FP-grows use a divide-and-conquer technique to divide fp-mining at each stage k into 1-item mining and k-1 item mining.
Discussions:
Though experiment result in paper showed that FP-tree and FP-growth greatly improved storage and computation efficient. There was no in-depth complexity analysis in the paper.

[r] agrawal95, "Mining Sequential Patterns"

@inproceedings{ agrawal95mining,
author = "Rakesh Agrawal and Ramakrishnan Srikant",
title = "Mining sequential patterns",
booktitle = "Eleventh International Conference on Data Engineering",
publisher = "IEEE Computer Society Press",
address = "Taipei, Taiwan",
editor = "Philip S. Yu and Arbee S. P. Chen",
pages = "3--14",
year = "1995",
url = "citeseer.ist.psu.edu/agrawal95mining.html" }

Motivation:
To mine patterns of sequences.
Contributions:
Clearly defined the sequence mining problem. Defined support in this problem. Gave the whole process for sequence mining and 3 algorithms for the sequencing phase.
Methods:
Sequence mining can be done in 5 phases: sort, large itemset, transformation, sequence and maximal. Details can be found in paper, pay attention to the large itemset finding part and don't need to spend much on the 3 sequencing algorithms.
Discussions:
This algorithm can find all maximal frequent sequences. However, the apriori nature makes its performance low. More recently, J.Han et al did research on sequence mining performance.

[r] liu05, "Semi-Supervised Learning"

"Semi-Supervised Learning", Professor Bing Liu's instruction slides, UIC CS583 course, Spring 2005.
Motivation:
To address the classification problem with only positive labeled and unlabeled items provided.
Contribution:
1). Argued that unlabeled data is useful in increase classifier accuracy (this is certified by Nigam, et al in 2000, Prof. Liu extended the idea); 2). Theoretically proved that EM is usable in text mining; with methods of Spy-EM, Naive Baysian and SVM. 3). Proposed a new metric to evaluate classifier performance under the situation that F-Score can not be estimated.
Methods:
1). Spy-EM find reliable negative items in the M-stage. 2). r-square/Pr(f(x)=1) is used, where r can be estimated from the positive cases in validation set and Pr(f(x)=1) can be estimated from the whole validation set.
Discussions:
The concept of EM is not hard. The key point is to find a way for maximization in the M-stage. The author's main contribution is to define maximization problem to be find reliable negative cases under the constraint of keping r shreshold, and proved that r-squre/Pr(f(x)) =1 is a proper metric for classifier performance.

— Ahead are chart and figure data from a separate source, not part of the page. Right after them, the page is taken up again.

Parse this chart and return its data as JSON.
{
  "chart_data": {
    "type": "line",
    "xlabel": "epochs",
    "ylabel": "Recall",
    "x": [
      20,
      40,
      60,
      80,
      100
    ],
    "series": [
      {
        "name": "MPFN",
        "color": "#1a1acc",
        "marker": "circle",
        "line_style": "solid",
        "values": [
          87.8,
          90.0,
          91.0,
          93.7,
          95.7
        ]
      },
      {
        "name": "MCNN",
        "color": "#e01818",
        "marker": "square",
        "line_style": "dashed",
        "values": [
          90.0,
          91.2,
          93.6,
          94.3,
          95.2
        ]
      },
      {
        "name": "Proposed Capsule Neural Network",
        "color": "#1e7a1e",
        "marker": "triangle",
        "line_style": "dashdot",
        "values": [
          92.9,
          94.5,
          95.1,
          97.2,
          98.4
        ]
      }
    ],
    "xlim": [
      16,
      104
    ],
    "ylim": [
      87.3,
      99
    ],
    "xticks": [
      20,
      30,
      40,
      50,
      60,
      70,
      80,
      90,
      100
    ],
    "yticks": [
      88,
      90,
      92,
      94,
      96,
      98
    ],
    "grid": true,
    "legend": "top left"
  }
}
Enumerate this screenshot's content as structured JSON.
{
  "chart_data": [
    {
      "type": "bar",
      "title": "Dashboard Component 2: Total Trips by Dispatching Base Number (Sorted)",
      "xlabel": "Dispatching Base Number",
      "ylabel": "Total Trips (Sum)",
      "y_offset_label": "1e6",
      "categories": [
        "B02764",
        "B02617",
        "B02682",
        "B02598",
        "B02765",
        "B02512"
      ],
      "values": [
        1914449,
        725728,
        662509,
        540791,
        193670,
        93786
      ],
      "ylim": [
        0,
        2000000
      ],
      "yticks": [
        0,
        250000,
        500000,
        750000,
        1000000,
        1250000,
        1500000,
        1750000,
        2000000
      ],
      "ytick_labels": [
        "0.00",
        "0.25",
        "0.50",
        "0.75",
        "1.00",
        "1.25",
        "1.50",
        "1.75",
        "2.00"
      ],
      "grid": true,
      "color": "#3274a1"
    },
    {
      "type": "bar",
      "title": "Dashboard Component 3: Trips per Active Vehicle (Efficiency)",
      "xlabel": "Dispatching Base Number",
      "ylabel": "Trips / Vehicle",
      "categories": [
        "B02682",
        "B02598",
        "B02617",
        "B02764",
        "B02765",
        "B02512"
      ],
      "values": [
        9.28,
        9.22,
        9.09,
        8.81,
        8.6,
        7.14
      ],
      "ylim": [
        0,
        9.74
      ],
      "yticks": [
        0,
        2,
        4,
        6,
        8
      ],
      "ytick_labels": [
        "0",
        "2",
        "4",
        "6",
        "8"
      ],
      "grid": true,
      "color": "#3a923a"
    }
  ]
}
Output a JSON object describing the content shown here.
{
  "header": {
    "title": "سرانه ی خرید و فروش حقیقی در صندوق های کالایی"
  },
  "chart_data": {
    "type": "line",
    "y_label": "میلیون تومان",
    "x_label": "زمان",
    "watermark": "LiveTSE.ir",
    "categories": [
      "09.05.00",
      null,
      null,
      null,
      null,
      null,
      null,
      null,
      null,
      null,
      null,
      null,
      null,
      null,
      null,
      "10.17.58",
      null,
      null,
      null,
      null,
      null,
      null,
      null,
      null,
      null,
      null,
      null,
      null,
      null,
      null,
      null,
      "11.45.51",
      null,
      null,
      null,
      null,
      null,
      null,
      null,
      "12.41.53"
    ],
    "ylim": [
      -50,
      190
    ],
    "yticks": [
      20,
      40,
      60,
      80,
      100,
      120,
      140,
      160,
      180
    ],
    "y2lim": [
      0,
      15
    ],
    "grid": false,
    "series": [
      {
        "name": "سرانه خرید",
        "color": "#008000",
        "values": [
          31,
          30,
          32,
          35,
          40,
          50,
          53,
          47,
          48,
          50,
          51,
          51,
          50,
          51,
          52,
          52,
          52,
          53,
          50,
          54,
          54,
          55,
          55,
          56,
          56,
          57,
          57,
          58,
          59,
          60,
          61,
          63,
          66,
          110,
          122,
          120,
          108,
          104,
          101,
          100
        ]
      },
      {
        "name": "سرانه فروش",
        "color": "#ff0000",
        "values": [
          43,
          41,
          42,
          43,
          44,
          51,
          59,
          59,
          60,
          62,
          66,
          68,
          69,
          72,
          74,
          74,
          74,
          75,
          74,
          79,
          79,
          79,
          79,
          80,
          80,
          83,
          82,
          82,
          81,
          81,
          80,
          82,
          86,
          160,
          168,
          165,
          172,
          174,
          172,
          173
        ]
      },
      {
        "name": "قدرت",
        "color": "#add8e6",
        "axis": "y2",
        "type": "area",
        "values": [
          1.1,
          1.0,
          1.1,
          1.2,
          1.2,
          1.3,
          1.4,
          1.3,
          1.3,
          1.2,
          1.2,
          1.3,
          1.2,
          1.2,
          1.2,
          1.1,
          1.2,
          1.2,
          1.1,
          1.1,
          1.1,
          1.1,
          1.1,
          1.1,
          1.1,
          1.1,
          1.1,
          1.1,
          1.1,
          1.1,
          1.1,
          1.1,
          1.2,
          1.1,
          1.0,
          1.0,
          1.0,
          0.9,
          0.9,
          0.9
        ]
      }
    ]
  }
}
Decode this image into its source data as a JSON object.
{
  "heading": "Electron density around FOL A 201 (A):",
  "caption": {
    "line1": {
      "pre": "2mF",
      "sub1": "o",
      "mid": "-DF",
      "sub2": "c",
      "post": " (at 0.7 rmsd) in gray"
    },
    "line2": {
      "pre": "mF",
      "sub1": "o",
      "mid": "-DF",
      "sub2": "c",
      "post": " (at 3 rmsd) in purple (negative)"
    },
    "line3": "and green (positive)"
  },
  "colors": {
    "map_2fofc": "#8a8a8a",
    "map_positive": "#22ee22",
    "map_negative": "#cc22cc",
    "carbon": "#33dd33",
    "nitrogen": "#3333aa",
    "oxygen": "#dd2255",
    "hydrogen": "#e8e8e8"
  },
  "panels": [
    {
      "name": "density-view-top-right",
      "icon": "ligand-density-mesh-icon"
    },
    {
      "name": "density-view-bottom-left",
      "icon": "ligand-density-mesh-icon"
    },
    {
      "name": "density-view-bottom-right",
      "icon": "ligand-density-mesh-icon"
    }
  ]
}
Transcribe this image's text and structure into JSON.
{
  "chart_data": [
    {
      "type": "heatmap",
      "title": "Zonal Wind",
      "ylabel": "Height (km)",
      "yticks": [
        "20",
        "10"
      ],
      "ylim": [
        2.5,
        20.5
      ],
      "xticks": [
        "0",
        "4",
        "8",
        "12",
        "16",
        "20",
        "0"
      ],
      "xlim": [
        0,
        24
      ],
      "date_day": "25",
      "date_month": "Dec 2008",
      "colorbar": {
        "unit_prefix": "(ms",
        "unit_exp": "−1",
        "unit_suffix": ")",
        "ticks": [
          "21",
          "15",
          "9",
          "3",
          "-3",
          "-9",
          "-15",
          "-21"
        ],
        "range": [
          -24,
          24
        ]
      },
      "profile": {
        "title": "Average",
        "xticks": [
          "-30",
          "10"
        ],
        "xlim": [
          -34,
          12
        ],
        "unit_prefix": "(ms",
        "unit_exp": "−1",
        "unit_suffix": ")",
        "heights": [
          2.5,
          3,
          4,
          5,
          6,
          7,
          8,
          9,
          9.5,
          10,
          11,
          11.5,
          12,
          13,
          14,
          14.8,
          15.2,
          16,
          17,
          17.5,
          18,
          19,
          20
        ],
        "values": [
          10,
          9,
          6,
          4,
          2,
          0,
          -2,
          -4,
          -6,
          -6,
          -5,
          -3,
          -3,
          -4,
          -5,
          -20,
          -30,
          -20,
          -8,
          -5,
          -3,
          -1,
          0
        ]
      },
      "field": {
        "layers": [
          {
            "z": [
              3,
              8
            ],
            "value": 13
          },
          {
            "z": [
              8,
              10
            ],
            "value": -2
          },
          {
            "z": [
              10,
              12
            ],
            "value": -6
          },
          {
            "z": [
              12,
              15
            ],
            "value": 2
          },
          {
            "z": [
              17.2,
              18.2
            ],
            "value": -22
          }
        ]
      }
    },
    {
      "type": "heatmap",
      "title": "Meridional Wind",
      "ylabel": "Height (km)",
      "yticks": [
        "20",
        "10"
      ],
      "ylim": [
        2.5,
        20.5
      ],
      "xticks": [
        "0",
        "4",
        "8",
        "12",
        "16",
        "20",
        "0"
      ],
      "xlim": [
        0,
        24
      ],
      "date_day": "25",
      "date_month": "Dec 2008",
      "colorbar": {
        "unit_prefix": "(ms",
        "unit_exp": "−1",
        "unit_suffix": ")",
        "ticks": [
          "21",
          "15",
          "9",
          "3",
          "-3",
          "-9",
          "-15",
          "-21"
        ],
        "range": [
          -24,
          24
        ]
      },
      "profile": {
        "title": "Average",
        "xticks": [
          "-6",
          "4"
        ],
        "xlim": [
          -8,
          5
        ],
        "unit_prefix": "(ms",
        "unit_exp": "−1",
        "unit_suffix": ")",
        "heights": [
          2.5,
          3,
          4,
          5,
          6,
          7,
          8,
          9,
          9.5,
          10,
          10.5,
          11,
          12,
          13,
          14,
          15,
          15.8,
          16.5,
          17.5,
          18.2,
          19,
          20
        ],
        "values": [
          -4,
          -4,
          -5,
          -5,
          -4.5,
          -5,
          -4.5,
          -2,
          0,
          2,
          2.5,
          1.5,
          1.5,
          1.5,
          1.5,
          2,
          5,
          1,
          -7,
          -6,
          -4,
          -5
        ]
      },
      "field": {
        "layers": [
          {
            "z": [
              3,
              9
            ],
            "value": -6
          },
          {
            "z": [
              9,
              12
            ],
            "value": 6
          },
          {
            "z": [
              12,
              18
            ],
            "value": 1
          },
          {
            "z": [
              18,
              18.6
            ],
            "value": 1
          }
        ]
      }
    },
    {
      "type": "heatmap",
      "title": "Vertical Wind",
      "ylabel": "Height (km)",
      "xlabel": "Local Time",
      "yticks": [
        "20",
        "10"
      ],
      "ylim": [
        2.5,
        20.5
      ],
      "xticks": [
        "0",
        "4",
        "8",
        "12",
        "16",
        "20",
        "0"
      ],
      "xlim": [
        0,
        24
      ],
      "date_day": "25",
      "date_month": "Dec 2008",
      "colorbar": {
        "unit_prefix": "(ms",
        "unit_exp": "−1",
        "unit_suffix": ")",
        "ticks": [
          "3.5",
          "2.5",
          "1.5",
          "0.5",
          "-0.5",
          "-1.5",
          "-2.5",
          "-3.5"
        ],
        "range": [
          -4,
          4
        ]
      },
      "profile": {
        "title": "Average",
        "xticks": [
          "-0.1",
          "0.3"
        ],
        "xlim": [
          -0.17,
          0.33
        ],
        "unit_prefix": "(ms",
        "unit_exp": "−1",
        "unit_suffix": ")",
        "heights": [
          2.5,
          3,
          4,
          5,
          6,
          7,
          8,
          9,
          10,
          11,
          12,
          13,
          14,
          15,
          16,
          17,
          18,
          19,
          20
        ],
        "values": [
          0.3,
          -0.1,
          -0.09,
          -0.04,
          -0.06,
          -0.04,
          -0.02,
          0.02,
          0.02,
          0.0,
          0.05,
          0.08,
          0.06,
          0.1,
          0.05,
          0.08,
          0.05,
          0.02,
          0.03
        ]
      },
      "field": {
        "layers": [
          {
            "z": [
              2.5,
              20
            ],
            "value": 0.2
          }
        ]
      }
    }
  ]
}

[r] Bayardo98, "Efficient Mining Long Patterns from Databases"

@inproceedings{276313,
author = {Roberto J. Bayardo, Jr.},
title = {Efficiently mining long patterns from databases},
booktitle = {SIGMOD '98: Proceedings of the 1998 ACM SIGMOD international conference on Management of data},
year = {1998},
isbn = {0-89791-995-5},
pages = {85--93},
location = {Seattle, Washington, United States},
doi = {http://doi.acm.org/10.1145/276304.276313},
publisher = {ACM Press},
address = {New York, NY, USA},
}
Motivation:
To address aprior's limitations in mining long patterns.
Contribution:
Proposed an effective approach to find Maximal Frequent itemsets without loss of completeness. Performance is one to two orders of magnitude better than apiori-like algorithms.
Methods:
Use item iteration tree to present all itemsets.
Do superset and subset pruning.
Use lower-bound support to save database scanning by using subset support information.
Discussions:
This approach can find maximal frequent itemsets efficiently. However, all frequent itemsets are implicit (though completely contained) in the caculated results. For tasks like association rule mining, there will still be substantial computation.